Another question arises here: schools, in the main, think, and work, inside the square. But successful entrepreneurs operate outside it, and their tendency to non-conformity underpins
their success.
To succeed, they have to be alert for it all the time and present themselves accordingly. If they are to be entrepreneurs, they will need to operate on their own initiative. The great Carl Linnaeus, himself an entrepreneur who laid the foundation of how we classify objects in our natural universe, received many resumes, often on behalf of children of wealthy parents who wanted him to take their child on as a pupil. His method of sorting them out was to sit the candidate down with, say, a dead fish, and invite them to write an essay on it. Now, some children see: others don’t.

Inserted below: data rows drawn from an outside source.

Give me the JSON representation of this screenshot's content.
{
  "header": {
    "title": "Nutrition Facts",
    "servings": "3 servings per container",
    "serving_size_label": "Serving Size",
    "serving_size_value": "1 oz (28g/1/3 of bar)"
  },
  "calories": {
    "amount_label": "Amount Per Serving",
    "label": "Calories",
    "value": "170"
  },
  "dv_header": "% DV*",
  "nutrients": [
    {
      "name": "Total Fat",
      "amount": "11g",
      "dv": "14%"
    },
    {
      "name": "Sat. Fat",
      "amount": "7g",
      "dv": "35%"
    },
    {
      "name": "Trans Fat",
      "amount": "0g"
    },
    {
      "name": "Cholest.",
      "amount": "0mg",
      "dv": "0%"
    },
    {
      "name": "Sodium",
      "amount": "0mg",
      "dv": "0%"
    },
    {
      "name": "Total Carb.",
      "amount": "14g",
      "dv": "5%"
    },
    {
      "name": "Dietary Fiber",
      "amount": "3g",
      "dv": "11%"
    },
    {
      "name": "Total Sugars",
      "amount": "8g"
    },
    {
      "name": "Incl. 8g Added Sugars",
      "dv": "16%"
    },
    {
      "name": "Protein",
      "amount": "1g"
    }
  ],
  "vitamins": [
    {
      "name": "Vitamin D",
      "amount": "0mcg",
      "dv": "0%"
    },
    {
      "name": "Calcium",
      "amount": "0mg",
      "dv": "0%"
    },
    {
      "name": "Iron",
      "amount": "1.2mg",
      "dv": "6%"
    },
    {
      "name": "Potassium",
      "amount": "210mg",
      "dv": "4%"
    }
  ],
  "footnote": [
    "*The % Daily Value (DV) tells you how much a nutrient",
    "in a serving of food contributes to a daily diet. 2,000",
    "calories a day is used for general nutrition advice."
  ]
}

The failure rate was very high. Those that can see will ask questions, they will have an active sense of curiosity and exercise it. The children that Linnaeus took on were of this kind. Try looking at a fish for yourself and writing 500 words about it. You might be surprised at the results. My criteria for entrepreneurship include the ability to see, define, react.
There are opportunities everywhere. With the right mindset you are open to the unusual and the different. The tendency to travel has always been with us; so has the need to find ways of carrying whatever it is we want to take with us. Luggage, it’s called, or baggage. We have to ‘lug’ it about. We used to use wheeled trollies to make the task easier. We did this for centuries until one day in 1970, one Bernard Sadow built a suitcase with integral wheels, pulled with a loose strap. Then in 1987, an airline pilot invented the telescopic retractable handle, making the task of moving your suitcase around even easier. Wheeled luggage is now everywhere.
Inventing, innovating, is not the same as being an entrepreneur. Inventing may be a first step. To be an entrepreneur you have to see the inherent possibilities in something and develop and apply the means of exploiting them. This may require you to start a business which is in itself a challenging part of being an entrepreneur. It is not an easy way to wealth. It can be challenging, and at the same time enormously satisfying. For a long time I have shared my life with a business woman-entrepreneur: it is a salutary experience. She made herself a success by exploiting skills learned from her female ancestors. She worked many hours a week, took a minimum wage, never borrowed money, developed an international profile, and eventually sold her business to establish her own superannuation. She is an entrepreneur. I know a number of others.